Payment on Account is essentially a method of paying your tax bill in two instalments. The first is done by 31st January – the normal tax payment deadline – and the second is done by 31st July.
Unfortunately, it’s not an optional method of payment. You’ll be enrolled into it automatically when you complete your Self Assessment.
If you’re self-employed, you’ll most likely have to pay your tax bill by Payment on Account.
Payment on Account is calculated based on your tax bill from the previous tax year. It’s basically an advanced payment to HMRC.
If it’s your first year of being self-employed, you’ll pay 150% of your tax bill – 100% of your bill in January and a further 50% in July. This is balanced out in the following year when you pay just 50% of what you owe in January.
So, the important bit. How do you defer?
HMRC announced earlier this year that everyone who’s done their Self Assessment for the 2018/19 tax year is eligible to defer their July Payment on Account.
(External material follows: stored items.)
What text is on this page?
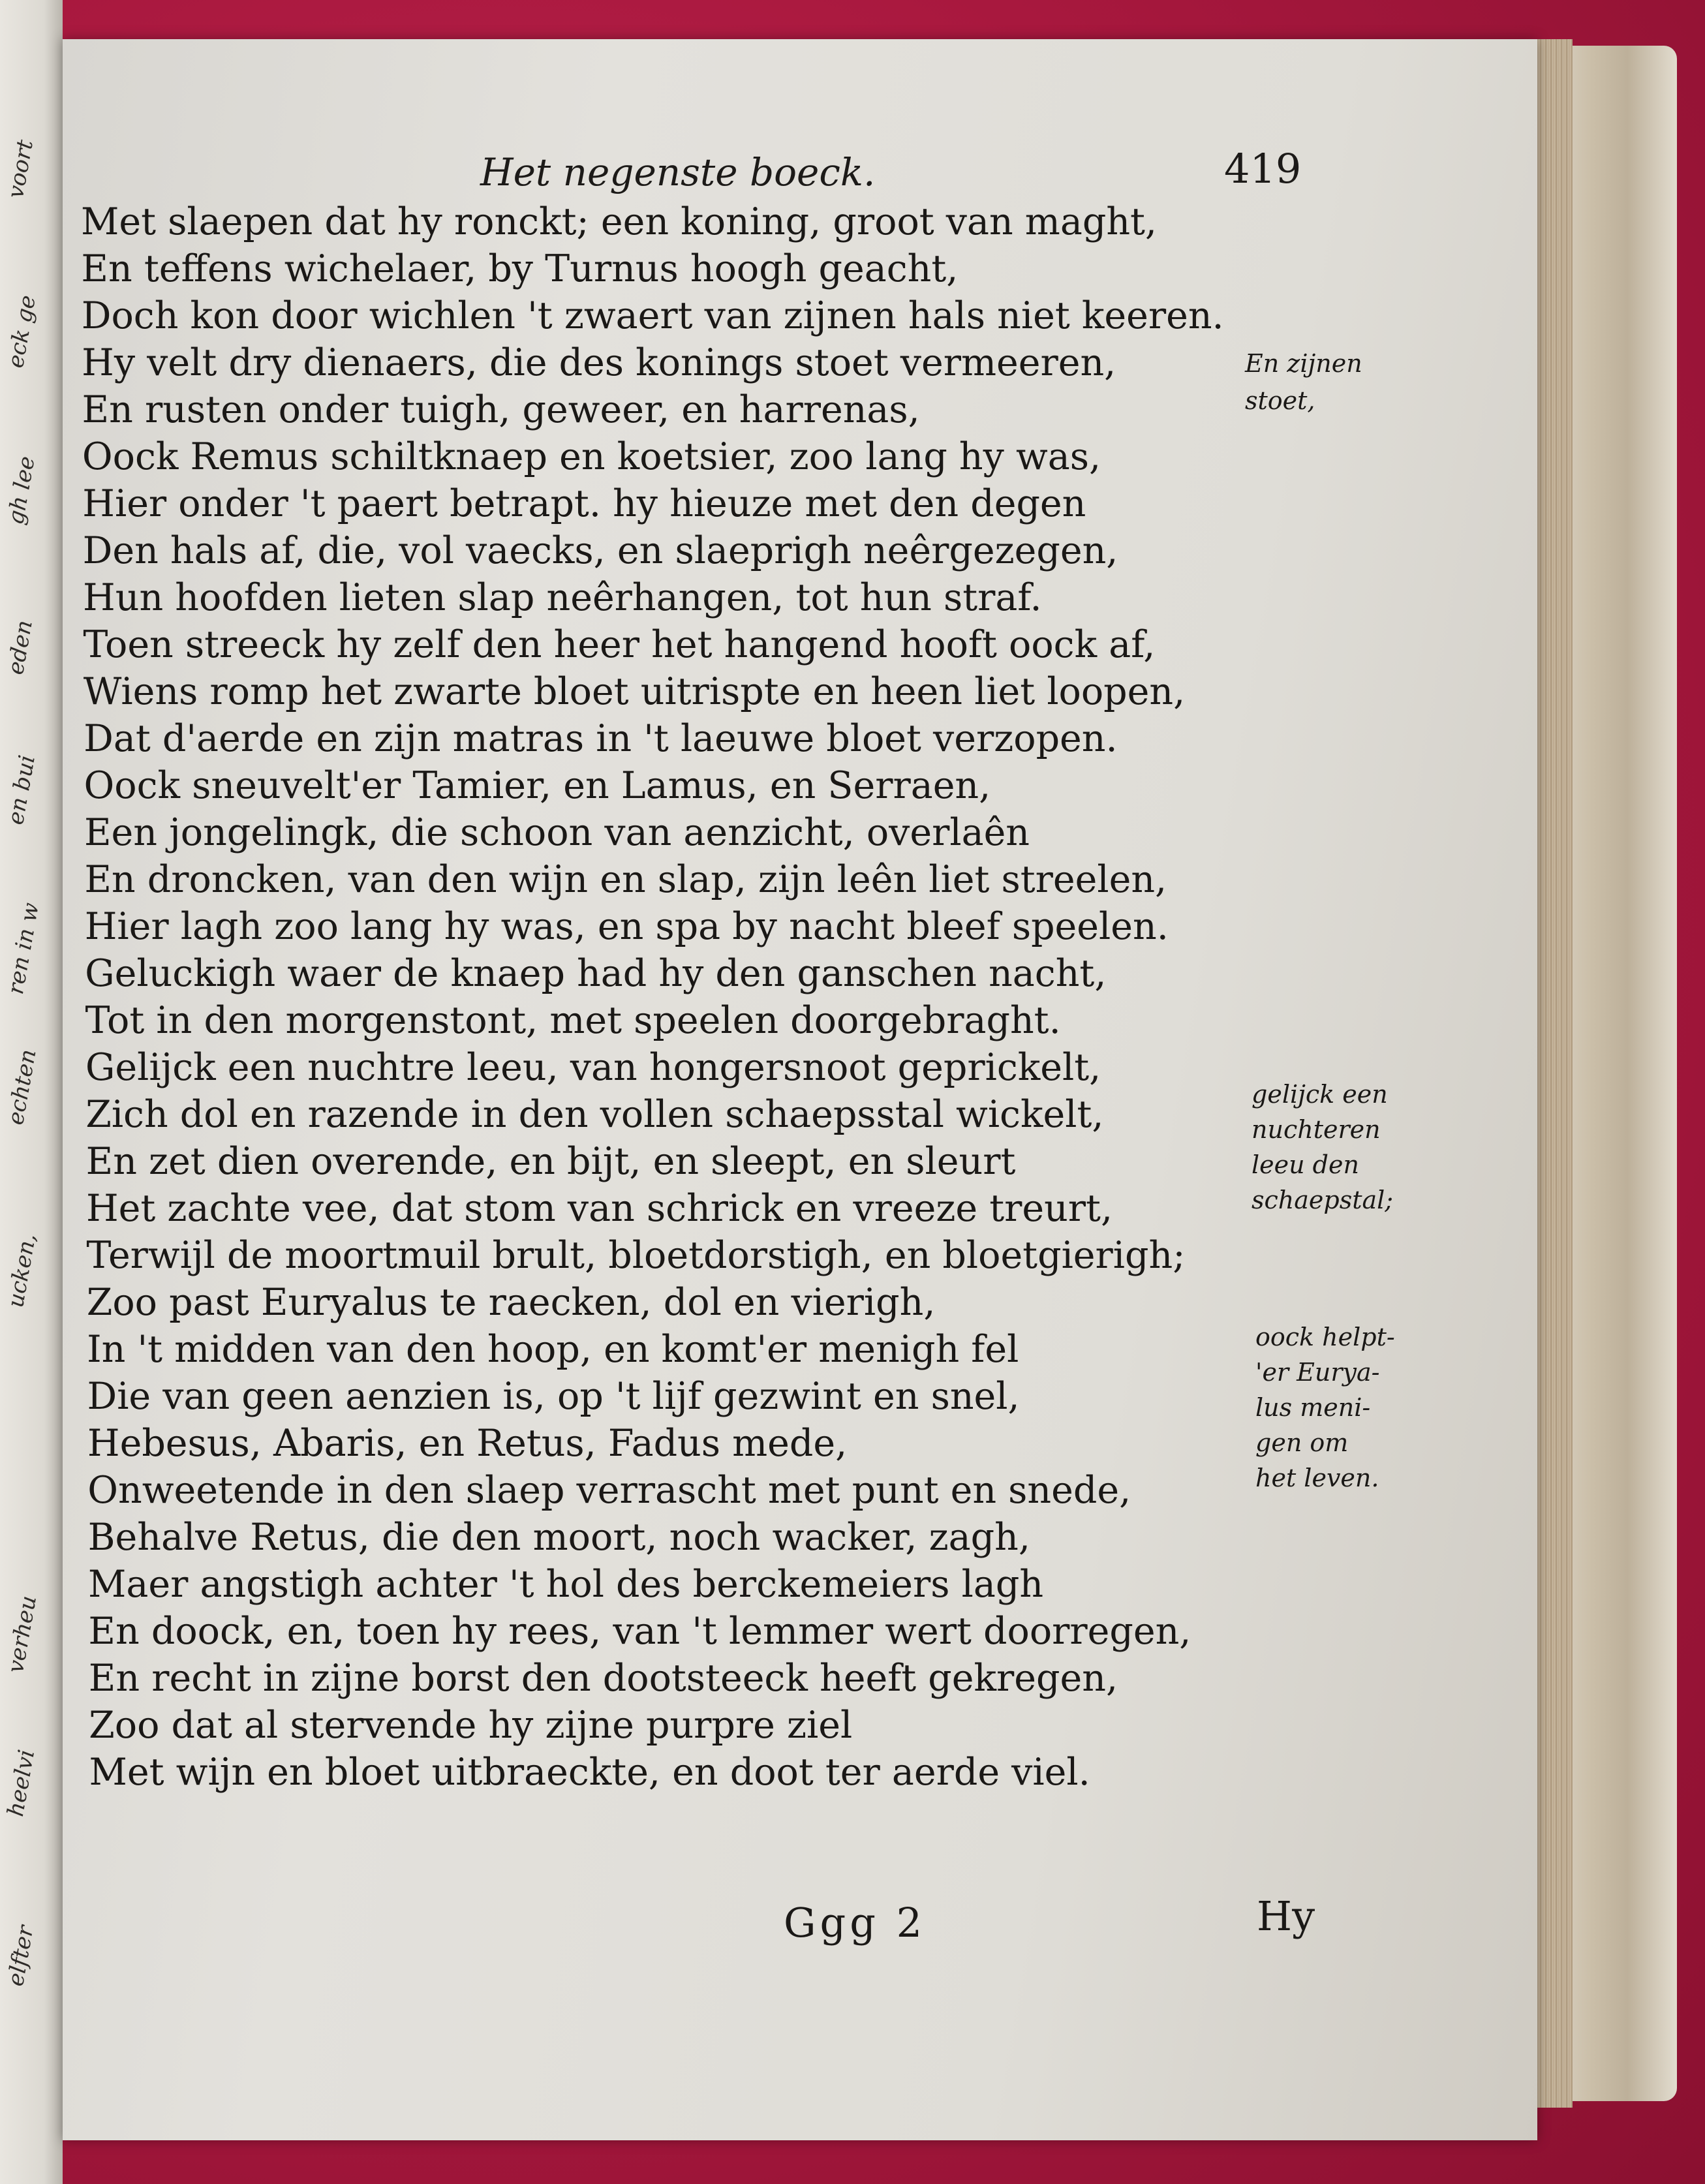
voort
eck ge
gh lee
eden
en bui
ren in w
echten
ucken,
verheu
heelvi
elfter
Het negenste boeck.	419
Met slaepen dat hy ronckt; een koning, groot van maght,
En teffens wichelaer, by Turnus hoogh geacht,
Doch kon door wichlen 't zwaert van zijnen hals niet keeren.
Hy velt dry dienaers, die des konings stoet vermeeren,
En rusten onder tuigh, geweer, en harrenas,
Oock Remus schiltknaep en koetsier, zoo lang hy was,
Hier onder 't paert betrapt. hy hieuze met den degen
Den hals af, die, vol vaecks, en slaeprigh neêrgezegen,
Hun hoofden lieten slap neêrhangen, tot hun straf.
Toen streeck hy zelf den heer het hangend hooft oock af,
Wiens romp het zwarte bloet uitrispte en heen liet loopen,
Dat d'aerde en zijn matras in 't laeuwe bloet verzopen.
Oock sneuvelt'er Tamier, en Lamus, en Serraen,
Een jongelingk, die schoon van aenzicht, overlaên
En droncken, van den wijn en slap, zijn leên liet streelen,
Hier lagh zoo lang hy was, en spa by nacht bleef speelen.
Geluckigh waer de knaep had hy den ganschen nacht,
Tot in den morgenstont, met speelen doorgebraght.
Gelijck een nuchtre leeu, van hongersnoot geprickelt,
Zich dol en razende in den vollen schaepsstal wickelt,
En zet dien overende, en bijt, en sleept, en sleurt
Het zachte vee, dat stom van schrick en vreeze treurt,
Terwijl de moortmuil brult, bloetdorstigh, en bloetgierigh;
Zoo past Euryalus te raecken, dol en vierigh,
In 't midden van den hoop, en komt'er menigh fel
Die van geen aenzien is, op 't lijf gezwint en snel,
Hebesus, Abaris, en Retus, Fadus mede,
Onweetende in den slaep verrascht met punt en snede,
Behalve Retus, die den moort, noch wacker, zagh,
Maer angstigh achter 't hol des berckemeiers lagh
En doock, en, toen hy rees, van 't lemmer wert doorregen,
En recht in zijne borst den dootsteeck heeft gekregen,
Zoo dat al stervende hy zijne purpre ziel
Met wijn en bloet uitbraeckte, en doot ter aerde viel.
En zijnen
stoet,
gelijck een
nuchteren
leeu den
schaepstal;
oock helpt-
'er Eurya-
lus meni-
gen om
het leven.
Ggg 2	Hy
Even better news, you don’t need to apply for it. You can simply just not pay in July and the payment will be deferred until 31st January 2021.
We’d advise that you think carefully before taking this option. Whilst deferring may ease your immediate financial burden, remember that it could also double your bill in January – and in these uncertain times, that may be a risk.
That said, HMRC will let you pay your July bill at any point between 31st July 2020 and 31st January 2021 which could be a really useful way of spreading the cost.